A ministra admitiu a possibilidade de cobrança de honorários contratuais decorrentes de contrato de prestação de serviços advocatícios extrajudiciais, desde que a efetiva contratação de advogado seja estritamente necessária após tentativas amigáveis frustradas, e da comprovação da efetiva prestação de serviços privativos de advogado, o que afasta sua incidência para serviços gerais de cobrança administrativa.

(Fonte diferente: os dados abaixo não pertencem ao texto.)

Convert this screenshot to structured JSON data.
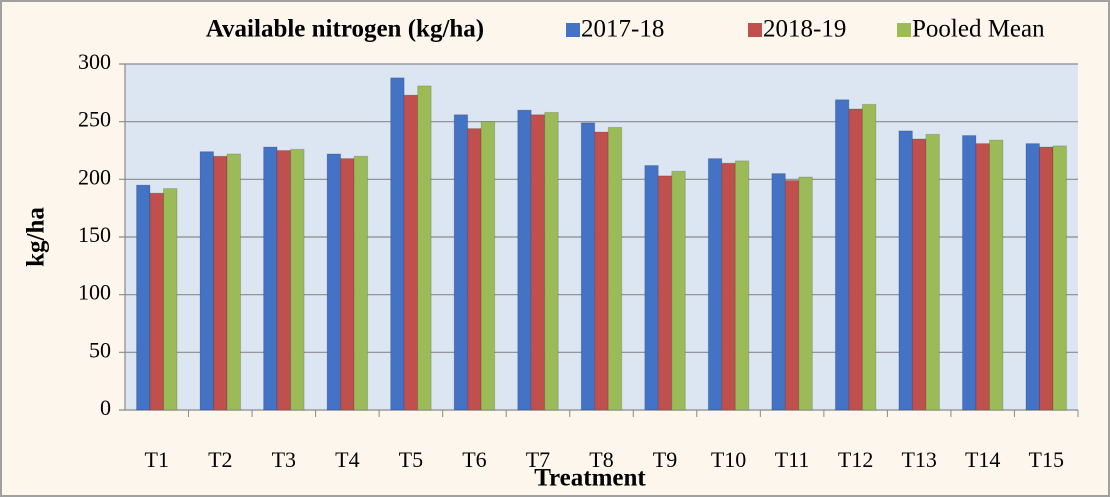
{
  "chart_data": {
    "type": "bar",
    "title": "Available nitrogen (kg/ha)",
    "x_label": "Treatment",
    "y_label": "kg/ha",
    "categories": [
      "T1",
      "T2",
      "T3",
      "T4",
      "T5",
      "T6",
      "T7",
      "T8",
      "T9",
      "T10",
      "T11",
      "T12",
      "T13",
      "T14",
      "T15"
    ],
    "series": [
      {
        "name": "2017-18",
        "color": "#4472c4",
        "values": [
          195,
          224,
          228,
          222,
          288,
          256,
          260,
          249,
          212,
          218,
          205,
          269,
          242,
          238,
          231
        ]
      },
      {
        "name": "2018-19",
        "color": "#c0504d",
        "values": [
          188,
          220,
          225,
          218,
          273,
          244,
          256,
          241,
          203,
          214,
          199,
          261,
          235,
          231,
          228
        ]
      },
      {
        "name": "Pooled Mean",
        "color": "#9bbb59",
        "values": [
          192,
          222,
          226,
          220,
          281,
          250,
          258,
          245,
          207,
          216,
          202,
          265,
          239,
          234,
          229
        ]
      }
    ],
    "ylim": [
      0,
      300
    ],
    "yticks": [
      0,
      50,
      100,
      150,
      200,
      250,
      300
    ],
    "grid": true,
    "legend": "top"
  }
}
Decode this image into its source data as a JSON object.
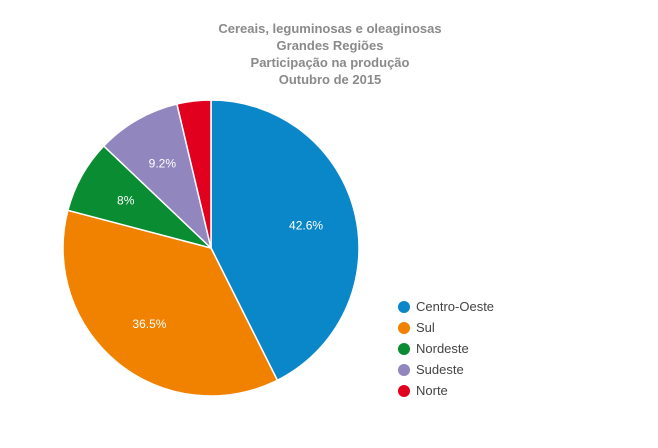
{
  "chart_data": {
    "type": "pie",
    "title_lines": [
      "Cereais, leguminosas e oleaginosas",
      "Grandes Regiões",
      "Participação na produção",
      "Outubro de 2015"
    ],
    "categories": [
      "Centro-Oeste",
      "Sul",
      "Nordeste",
      "Sudeste",
      "Norte"
    ],
    "values": [
      42.6,
      36.5,
      8,
      9.2,
      3.7
    ],
    "data_labels": [
      "42.6%",
      "36.5%",
      "8%",
      "9.2%",
      ""
    ],
    "colors": [
      "#0a87c8",
      "#f08200",
      "#0a8c32",
      "#9186bd",
      "#e1001e"
    ],
    "legend_position": "right"
  }
}
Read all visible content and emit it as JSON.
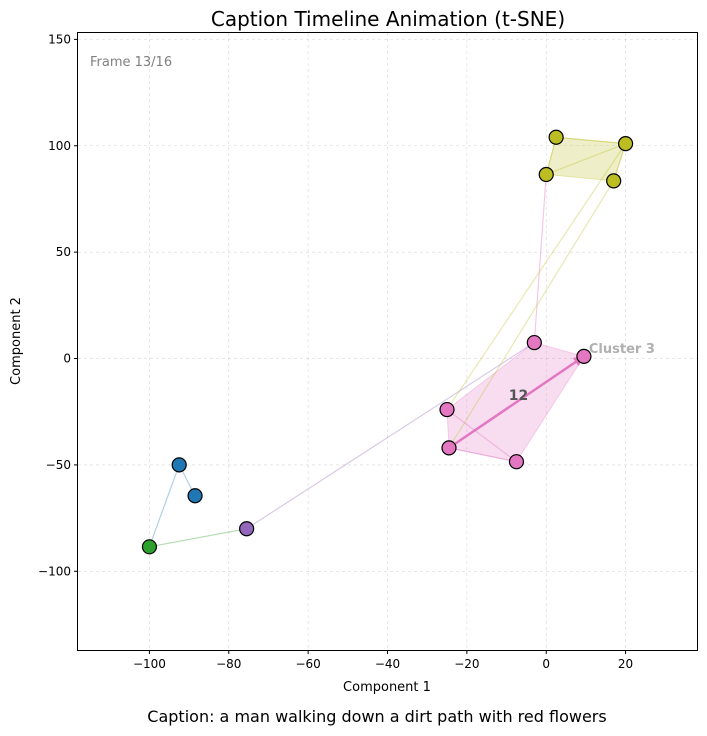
{
  "chart_data": {
    "type": "scatter",
    "title": "Caption Timeline Animation (t-SNE)",
    "xlabel": "Component 1",
    "ylabel": "Component 2",
    "xlim": [
      -118,
      38
    ],
    "ylim": [
      -137,
      153
    ],
    "xticks": [
      -100,
      -80,
      -60,
      -40,
      -20,
      0,
      20
    ],
    "yticks": [
      -100,
      -50,
      0,
      50,
      100,
      150
    ],
    "xtick_labels": [
      "−100",
      "−80",
      "−60",
      "−40",
      "−20",
      "0",
      "20"
    ],
    "ytick_labels": [
      "−100",
      "−50",
      "0",
      "50",
      "100",
      "150"
    ],
    "grid": true,
    "frame_label": "Frame 13/16",
    "caption": "Caption: a man walking down a dirt path with red flowers",
    "current_index_label": "12",
    "cluster_label": {
      "text": "Cluster 3",
      "x": 10.5,
      "y": 3
    },
    "colors": {
      "blue": "#1f77b4",
      "green": "#2ca02c",
      "purple": "#9467bd",
      "olive": "#bcbd22",
      "pink": "#e377c2"
    },
    "points": [
      {
        "x": -92.5,
        "y": -50,
        "color": "blue"
      },
      {
        "x": -88.5,
        "y": -64.5,
        "color": "blue"
      },
      {
        "x": -100,
        "y": -88.5,
        "color": "green"
      },
      {
        "x": -75.5,
        "y": -80,
        "color": "purple"
      },
      {
        "x": -3,
        "y": 7.5,
        "color": "pink"
      },
      {
        "x": -24.5,
        "y": -42,
        "color": "pink"
      },
      {
        "x": -25,
        "y": -24,
        "color": "pink"
      },
      {
        "x": 0,
        "y": 86.5,
        "color": "olive"
      },
      {
        "x": 2.5,
        "y": 104,
        "color": "olive"
      },
      {
        "x": 20,
        "y": 101,
        "color": "olive"
      },
      {
        "x": 17,
        "y": 83.5,
        "color": "olive"
      },
      {
        "x": -7.5,
        "y": -48.5,
        "color": "pink"
      },
      {
        "x": 9.5,
        "y": 1,
        "color": "pink"
      }
    ],
    "trajectory_segments": [
      {
        "from": 1,
        "to": 0,
        "color": "blue",
        "opacity": 0.35
      },
      {
        "from": 0,
        "to": 2,
        "color": "blue",
        "opacity": 0.35
      },
      {
        "from": 2,
        "to": 3,
        "color": "green",
        "opacity": 0.35
      },
      {
        "from": 3,
        "to": 4,
        "color": "purple",
        "opacity": 0.35
      },
      {
        "from": 4,
        "to": 7,
        "color": "pink",
        "opacity": 0.4
      },
      {
        "from": 7,
        "to": 8,
        "color": "olive",
        "opacity": 0.35
      },
      {
        "from": 8,
        "to": 9,
        "color": "olive",
        "opacity": 0.35
      },
      {
        "from": 9,
        "to": 10,
        "color": "olive",
        "opacity": 0.35
      },
      {
        "from": 10,
        "to": 5,
        "color": "olive",
        "opacity": 0.35
      },
      {
        "from": 7,
        "to": 9,
        "color": "olive",
        "opacity": 0.35
      },
      {
        "from": 9,
        "to": 6,
        "color": "olive",
        "opacity": 0.35
      },
      {
        "from": 5,
        "to": 11,
        "color": "pink",
        "opacity": 0.4
      },
      {
        "from": 6,
        "to": 11,
        "color": "pink",
        "opacity": 0.4
      }
    ],
    "highlight_segment": {
      "from": 5,
      "to": 12,
      "color": "pink"
    },
    "cluster_hulls": [
      {
        "color": "olive",
        "points": [
          8,
          9,
          10,
          7
        ]
      },
      {
        "color": "pink",
        "points": [
          4,
          12,
          11,
          5,
          6
        ]
      }
    ]
  }
}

Na hipótese dos autos, concluiu a ministra, uma vez que o contrato previu, de forma ampla e ilimitada, a possibilidade de ressarcimento dos honorários, bastando apenas que o consumidor esteja inadimplente, “tem-se caracterizada a abusividade da cláusula contratual, que deverá ser afastada, nos termos do artigo 46 do CDC”.

A turma deu provimento ao recurso especial do Procon para reconhecer como abusiva a cláusula contestada ante o descumprimento dos limites expostos no voto da relatora. Com informações da Assessoria de Imprensa do STJ.

REsp 1.274.629

Revista Consultor Jurídico, 5 de junho de 2013, 14h13

Comentários de leitores

4 comentários

Empresa de cobrança transvestida de escritorio de advocacia

futurae visionis (Advogado Autônomo - Civil)

Como vai ficar a pratica das empresas de cobrança de se transvestirem-se de escritorio de advocacia cobrando os honorários administrativos? Comete falsidade ideológica a atendente que faz contato com o devedor e inclui os honorários nos boletos sem identificar o advogado beneficiário destes "honorários administrativos", uma vez que a atividade advocatícia é exclusiva de advogado e É INDELEGAVEL, somente faculta ao estagiário e acompanhado de um advogado. Um dado mais interessante que a OAB edita sumulas que entende ser procedimento que fere a ética do advocacia a associação de advogado com empresas de cobrança. Estas decisões são fantasias.

Concordo com o colega

hugoflavio (Advogado Autônomo - Consumidor)

Já que é assim, não vou me empenhar em acordo extrajudicial, vou direto com a ação, pois as empresas não querem pagar os honorários e só recebemos do referido percentual, portanto vou fazer jus ao recebimento dos honorários.

Ao prezado DJU

Marco 65 (Industrial)

Os advogados têm que entender e respeitar uma regvra básica:
-Honorários são devidos quando aplicados a remunerar algum serviço prestado. Ninguém, em sã consciência, remunera outrem por serviços que não foram efetivamente prestados.